In "Demofoonte" hat Metastasio sich hier ausgetobt und seine Kunst völlig
unerwarteter "Zufälle" auf die Spitze getrieben.
Riccardo
MUTI hat vor etwa zehn Jahren das ORCHESTRA GIOVANILE LUIGI CHERUBINI
gegründet. Sein Ziel ist, ein Italien würdiges Jugendorchester zu bilden,
das als Reservoir für die Ausbildung von Orchestermusikern dienen soll.
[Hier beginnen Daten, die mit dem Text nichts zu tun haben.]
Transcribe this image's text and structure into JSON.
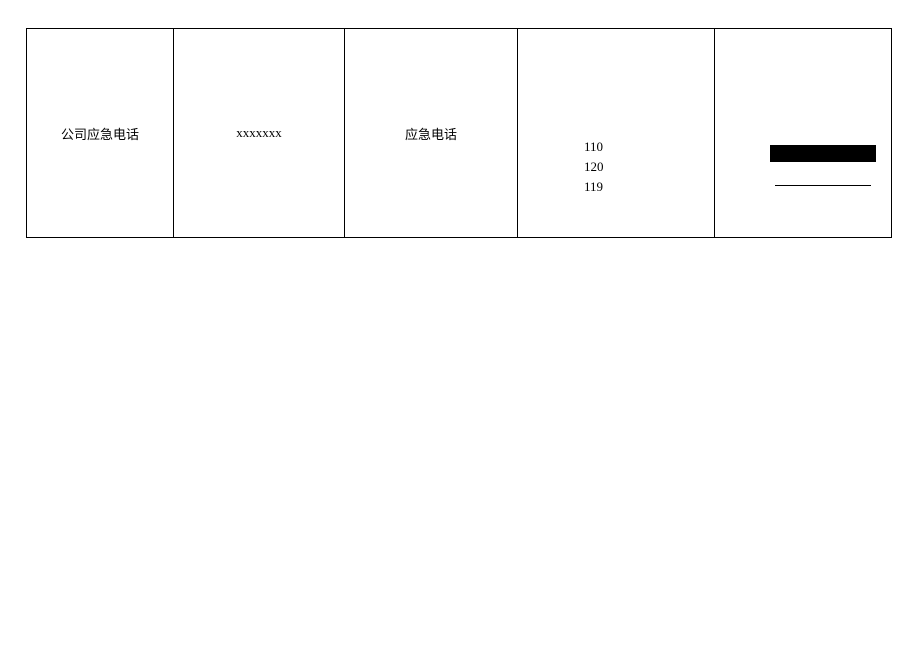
{
  "row": {
    "col1_label": "公司应急电话",
    "col2_value": "xxxxxxx",
    "col3_label": "应急电话",
    "col4_numbers": {
      "line1": "110",
      "line2": "120",
      "line3": "119"
    }
  }
}
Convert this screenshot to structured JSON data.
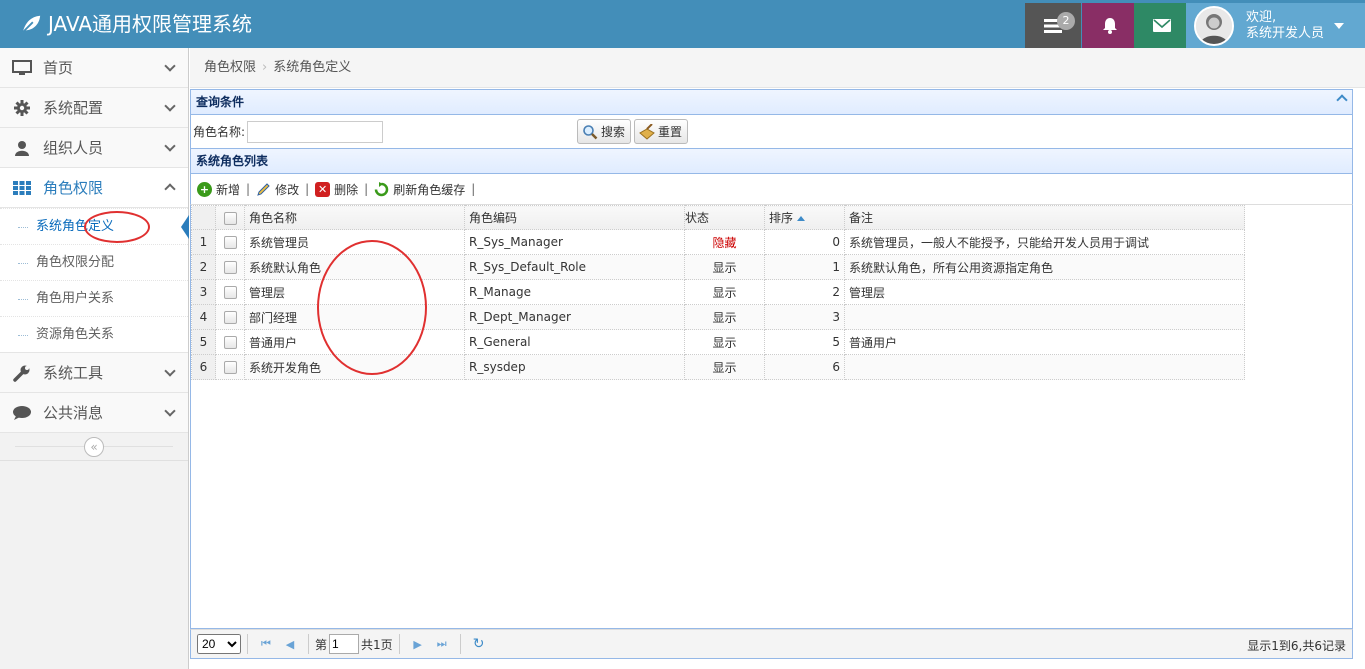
{
  "app": {
    "title": "JAVA通用权限管理系统"
  },
  "header": {
    "task_count": "2",
    "user_greeting": "欢迎,",
    "user_name": "系统开发人员",
    "colors": {
      "bar": "#438eb9",
      "tasks": "#555555",
      "bell": "#892e65",
      "mail": "#2e8965",
      "user": "#62a8d1"
    }
  },
  "sidebar": {
    "items": [
      {
        "label": "首页",
        "icon": "desktop-icon"
      },
      {
        "label": "系统配置",
        "icon": "gear-icon"
      },
      {
        "label": "组织人员",
        "icon": "user-icon"
      },
      {
        "label": "角色权限",
        "icon": "grid-icon",
        "expanded": true
      },
      {
        "label": "系统工具",
        "icon": "wrench-icon"
      },
      {
        "label": "公共消息",
        "icon": "comment-icon"
      }
    ],
    "submenu": [
      {
        "label": "系统角色定义",
        "active": true
      },
      {
        "label": "角色权限分配"
      },
      {
        "label": "角色用户关系"
      },
      {
        "label": "资源角色关系"
      }
    ],
    "collapse_glyph": "«"
  },
  "breadcrumb": {
    "parent": "角色权限",
    "current": "系统角色定义"
  },
  "query": {
    "title": "查询条件",
    "role_name_label": "角色名称:",
    "role_name_value": "",
    "search_label": "搜索",
    "reset_label": "重置"
  },
  "list": {
    "title": "系统角色列表",
    "toolbar": {
      "add": "新增",
      "edit": "修改",
      "delete": "删除",
      "refresh": "刷新角色缓存"
    },
    "columns": {
      "name": "角色名称",
      "code": "角色编码",
      "status": "状态",
      "sort": "排序",
      "remark": "备注"
    },
    "rows": [
      {
        "num": "1",
        "name": "系统管理员",
        "code": "R_Sys_Manager",
        "status": "隐藏",
        "sort": "0",
        "remark": "系统管理员，一般人不能授予，只能给开发人员用于调试"
      },
      {
        "num": "2",
        "name": "系统默认角色",
        "code": "R_Sys_Default_Role",
        "status": "显示",
        "sort": "1",
        "remark": "系统默认角色，所有公用资源指定角色"
      },
      {
        "num": "3",
        "name": "管理层",
        "code": "R_Manage",
        "status": "显示",
        "sort": "2",
        "remark": "管理层"
      },
      {
        "num": "4",
        "name": "部门经理",
        "code": "R_Dept_Manager",
        "status": "显示",
        "sort": "3",
        "remark": ""
      },
      {
        "num": "5",
        "name": "普通用户",
        "code": "R_General",
        "status": "显示",
        "sort": "5",
        "remark": "普通用户"
      },
      {
        "num": "6",
        "name": "系统开发角色",
        "code": "R_sysdep",
        "status": "显示",
        "sort": "6",
        "remark": ""
      }
    ]
  },
  "pager": {
    "page_size": "20",
    "page_prefix": "第",
    "page_value": "1",
    "total_pages": "共1页",
    "info": "显示1到6,共6记录"
  }
}
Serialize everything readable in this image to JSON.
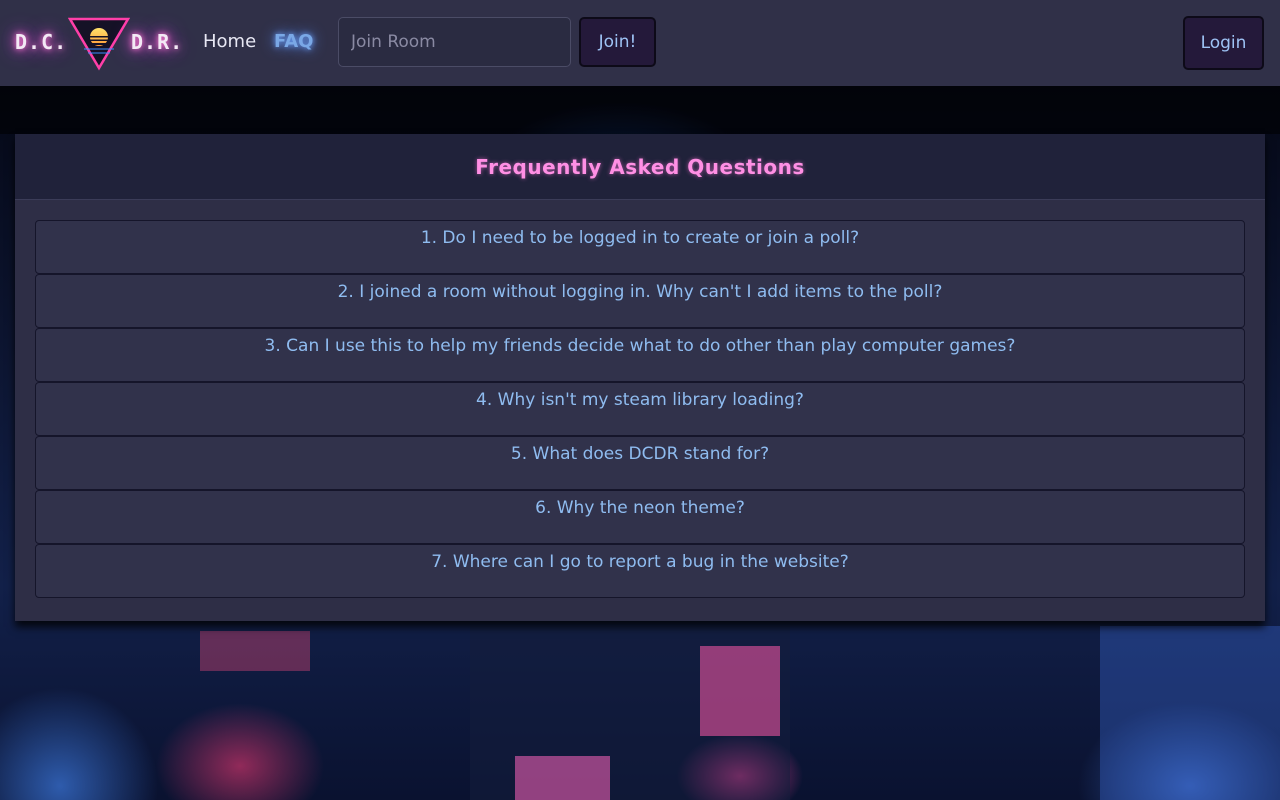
{
  "navbar": {
    "brand_left": "D.C.",
    "brand_right": "D.R.",
    "home_label": "Home",
    "faq_label": "FAQ",
    "join_placeholder": "Join Room",
    "join_button": "Join!",
    "login_button": "Login"
  },
  "faq": {
    "title": "Frequently Asked Questions",
    "questions": [
      "1. Do I need to be logged in to create or join a poll?",
      "2. I joined a room without logging in. Why can't I add items to the poll?",
      "3. Can I use this to help my friends decide what to do other than play computer games?",
      "4. Why isn't my steam library loading?",
      "5. What does DCDR stand for?",
      "6. Why the neon theme?",
      "7. Where can I go to report a bug in the website?"
    ]
  },
  "colors": {
    "navbar_bg": "#303048",
    "accent_pink": "#ff8fe4",
    "accent_blue": "#8fbcf0",
    "card_bg": "#2e2e46"
  },
  "icons": {
    "logo": "neon-sunset-triangle-icon"
  }
}
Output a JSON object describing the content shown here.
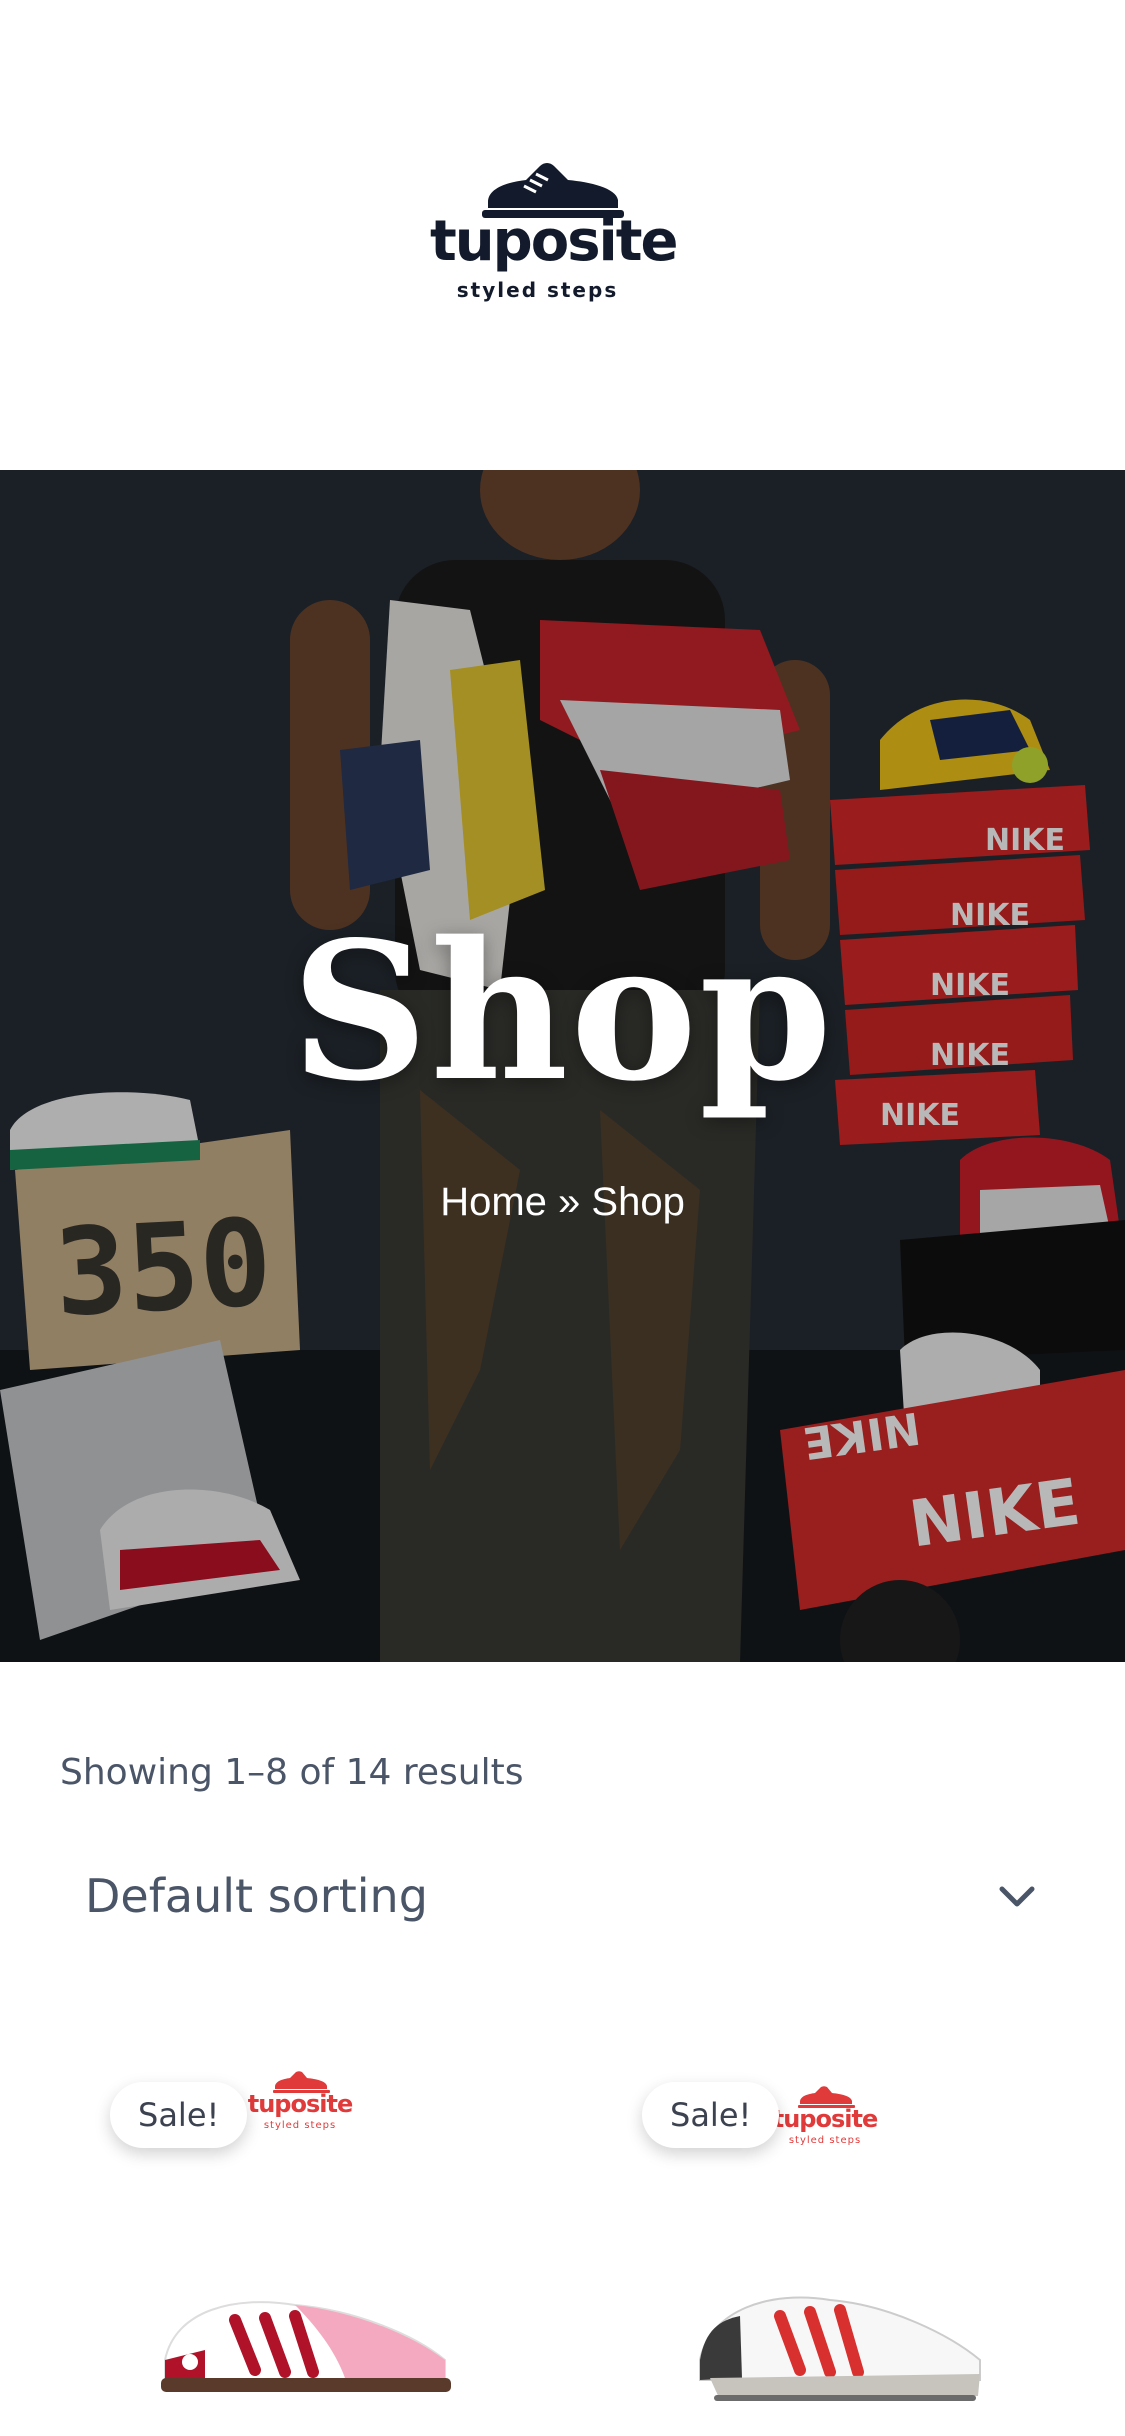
{
  "brand": {
    "name": "tuposite",
    "tagline": "styled steps",
    "color": "#121a2b",
    "accent": "#e03a3a"
  },
  "hero": {
    "title": "Shop",
    "breadcrumb": {
      "home": "Home",
      "separator": "»",
      "current": "Shop"
    },
    "box_label": "350",
    "shoe_box_brand": "NIKE"
  },
  "results": {
    "count_text": "Showing 1–8 of 14 results"
  },
  "sorting": {
    "selected": "Default sorting",
    "icon": "chevron-down-icon"
  },
  "products": [
    {
      "badge": "Sale!",
      "logo_word": "tuposite",
      "logo_tag": "styled steps",
      "shoe_colors": [
        "#b0122a",
        "#f4a9c0",
        "#ffffff",
        "#5a3a2a"
      ]
    },
    {
      "badge": "Sale!",
      "logo_word": "tuposite",
      "logo_tag": "styled steps",
      "shoe_colors": [
        "#d8302e",
        "#ffffff",
        "#c7c4be",
        "#6b6b6b"
      ]
    }
  ]
}
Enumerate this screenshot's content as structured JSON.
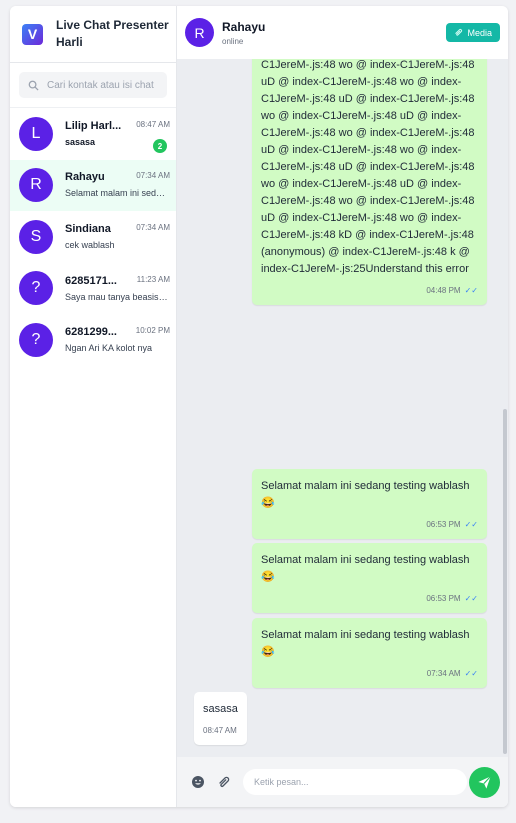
{
  "app": {
    "title": "Live Chat Presenter Harli",
    "logo_letter": "V"
  },
  "search": {
    "placeholder": "Cari kontak atau isi chat"
  },
  "contacts": [
    {
      "initial": "L",
      "name": "Lilip Harl...",
      "time": "08:47 AM",
      "message": "sasasa",
      "unread": "2"
    },
    {
      "initial": "R",
      "name": "Rahayu",
      "time": "07:34 AM",
      "message": "Selamat malam ini sedang testing wablash 😂"
    },
    {
      "initial": "S",
      "name": "Sindiana",
      "time": "07:34 AM",
      "message": "cek wablash"
    },
    {
      "initial": "?",
      "name": "6285171...",
      "time": "11:23 AM",
      "message": "Saya mau tanya beasiswa"
    },
    {
      "initial": "?",
      "name": "6281299...",
      "time": "10:02 PM",
      "message": "Ngan Ari KA kolot nya"
    }
  ],
  "chat": {
    "contact_initial": "R",
    "contact_name": "Rahayu",
    "status": "online",
    "media_label": "Media"
  },
  "messages": [
    {
      "text": "C1JereM-.js:48 wo @ index-C1JereM-.js:48 uD @ index-C1JereM-.js:48 wo @ index-C1JereM-.js:48 uD @ index-C1JereM-.js:48 wo @ index-C1JereM-.js:48 uD @ index-C1JereM-.js:48 wo @ index-C1JereM-.js:48 uD @ index-C1JereM-.js:48 wo @ index-C1JereM-.js:48 uD @ index-C1JereM-.js:48 wo @ index-C1JereM-.js:48 uD @ index-C1JereM-.js:48 wo @ index-C1JereM-.js:48 uD @ index-C1JereM-.js:48 wo @ index-C1JereM-.js:48 kD @ index-C1JereM-.js:48 (anonymous) @ index-C1JereM-.js:48 k @ index-C1JereM-.js:25Understand this error",
      "time": "04:48 PM",
      "ticks": "✓✓"
    },
    {
      "text": "Selamat malam ini sedang testing wablash 😂",
      "time": "06:53 PM",
      "ticks": "✓✓"
    },
    {
      "text": "Selamat malam ini sedang testing wablash 😂",
      "time": "06:53 PM",
      "ticks": "✓✓"
    },
    {
      "text": "Selamat malam ini sedang testing wablash 😂",
      "time": "07:34 AM",
      "ticks": "✓✓"
    },
    {
      "text": "sasasa",
      "time": "08:47 AM"
    }
  ],
  "composer": {
    "placeholder": "Ketik pesan..."
  },
  "icons": {
    "search": "search-icon",
    "media": "paperclip-icon",
    "emoji": "emoji-icon",
    "attach": "paperclip-icon",
    "send": "send-icon"
  },
  "colors": {
    "accent": "#5b21e6",
    "outgoing_bubble": "#d1fbc4",
    "send_button": "#22c55e",
    "media_button": "#14b8a6",
    "unread_badge": "#22c55e"
  }
}
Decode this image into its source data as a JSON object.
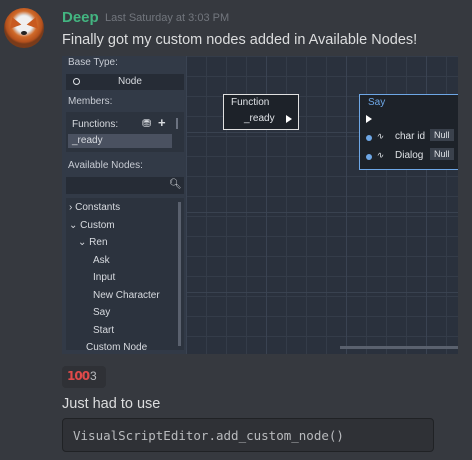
{
  "message": {
    "username": "Deep",
    "timestamp": "Last Saturday at 3:03 PM",
    "text": "Finally got my custom nodes added in Available Nodes!",
    "username_color": "#43b581"
  },
  "editor": {
    "base_type_label": "Base Type:",
    "base_type_value": "Node",
    "members_label": "Members:",
    "functions_label": "Functions:",
    "function_item": "_ready",
    "available_nodes_label": "Available Nodes:",
    "tree": [
      "Constants",
      "Custom",
      "Ren",
      "Ask",
      "Input",
      "New Character",
      "Say",
      "Start",
      "Custom Node"
    ],
    "function_node": {
      "title": "Function",
      "output": "_ready"
    },
    "say_node": {
      "title": "Say",
      "params": [
        {
          "name": "char id",
          "value": "Null"
        },
        {
          "name": "Dialog",
          "value": "Null"
        }
      ],
      "accent": "#6ea7e6"
    }
  },
  "reaction": {
    "emoji": "💯",
    "count": "3"
  },
  "followup": {
    "text": "Just had to use",
    "code": "VisualScriptEditor.add_custom_node()"
  }
}
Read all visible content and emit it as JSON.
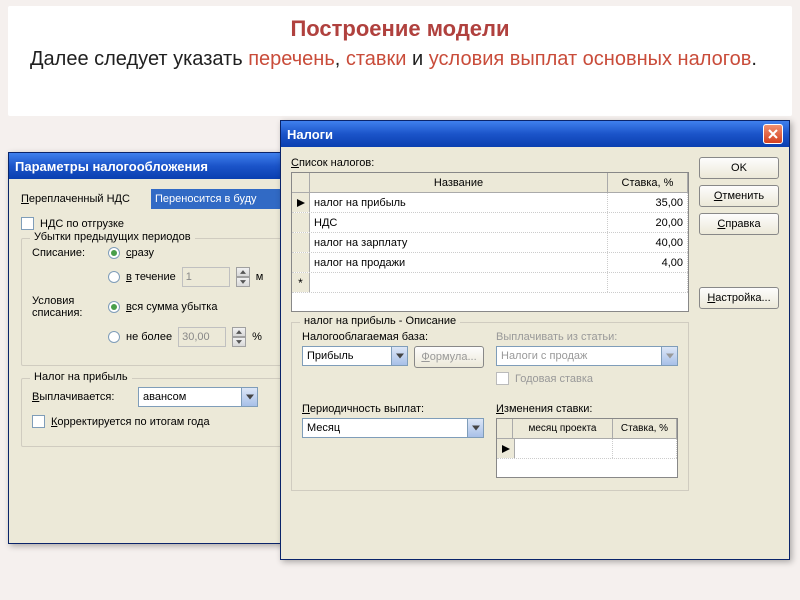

Seit seinem Abgang von der Scala hatte Muti sich vorgenommen, die praktisch
vergessene neapolitanische Oper dem Publikum wieder nahe zu bringen. Bereits
bei den Salzburger Pfingstwochen gezeigt hatte der neapolitanische Star-Dirigent
natürlich die musikalische Leitung der Produktion dieses unbekannten Werks
inne. Völlig vertraut mit dem Stil des 18. Jahrhunderts leitete er souverän
mit seinem Jugendorchester die sehr lange Oper (fast vier Stunden mit
zwei, diesmal kurzen Pausen). Die Inszenierung von Cesare LIEVI war von
dem klassizistischen Dekor der Grand Dame der Bühnenbildner, Margherita
PALLI, unterstützt. Marina LUXARDO steuerte raffinierte und stilvolle
Kostüme bei und Luigi SACCOMANDI sorgte für die passende Beleuchtung.
Die
sieben jungen Sänger waren im Großen und Ganzen den mörderischen Rollen
gewachsen, wenngleich sie natürlich (noch) nicht an die Stars des Belcanto
herankamen. Hervorragend zog sich Maria Grazia SCHIAVO als Dircea aus
der Affäre, eine sehr schwierige und anspruchsvolle Partie. Die junge
Neapolitanerin verfügt über eine volle, ausgezeichnet geführte Stimme,
und ihr Sopran ist nicht nur den dramatischen Koloraturen gewachsen, sondern
zeigt auch wunderbare Nuancen in den lyrischen Stellen. Ihr Vater Demofoonte,
König von Thrazien - aber das erfährt der Zuschauer erst in den letzten
zehn Minuten - ist ein besonders sturer Knopf in der langen Reihe hypokriter
Könige. Dimitri KORCHAK war der Thrazierkönig und besitzt Brillanz und
Durchschlagskraft, wie sie Rockwell Blake vor dreißig Jahren besaß.
Sehr
schön und gepflegt sang José Maria LO MONACO den Timante, den vermeintlichen
Königssohn. Diese tragische Rolle ist äußerst schwierig, und die junge
Mezzosopranistin zeigte nicht nur wunderbare Gesangskultur, sondern auch
ein besonders intensives Spiel. Dank Metastasio erfährt Timante immerhin,
daß er seinen Sohn mit seiner Schwester Dircea gezeugt hat. Was sich aber
wenige Minuten später als falsch erweist, denn er ist der Sohn des Matusio,
der zu Beginn der Oper der Vater der Dircea war! Der Contratenor Antonio
GIOVANNINI, etwas ungewohnt als Vater Matusio, sang aber prächtigst den
sich gegen die Willkür des Herrschers auflehnenden Untertans. Eine sehr
schöne Leistung!
Hervorragend
war auch die Timante zugedachte Braut, die phrygische, bildschöne Prinzessin
Creusa, der Eleonora BURATTO die passende Hochmütigkeit mit ausgezeichnet
geführtem Sopran vermittelte und dann ebenso das Mitgefühl und Verständnis
spielte. Ihr Anbeter, der wirkliche Sohn Demofoontes, Cherinto, der die
stolze Phrygierin schließlich kriegt, war die zweite Mezzosopranistin
in dieser Oper. Den naiven, selbst-quälerischen, leicht sado-masochistischen
Aspekt der Rolle vermittelte Valentina COLADONATO, sowohl stimmlich, als
auch darstellerisch mehr als zufriedenstellend. Der junge Sopranist Valer
BAMA-SABADUS stellte den Adrasto dar, den Chef der königlichen Wachen,
eine Kastratenrollen, der für seine Mahnarie an Timante verdienten Applaus
erhielt.
Alles
in allem ein sehr interessantes Erlebnis einmal eine Neapolitanische Oper
zu sehen. Allerdings darf man nicht vergessen, daß elf Jahre nach der
4. Fassung des "Demofoonte" ein Fünfundzwanzigjähriger nicht weit von
Stuttgart eine opera seria im Stile des Metastasio zur Uraufführung brachte:
Mozarts "Idomeneo" in München. Und das ist schon ganz etwas anderes, eben
Genie...
Maestro
Muti, der noch nie an der Pariser Oper dirigiert hatte, erhielt natürlich
großen Applaus, ebenso wie seine junge Sängerschar, besonders Maria Grazia
Schiavo und José Maria Lo Monaco. wig.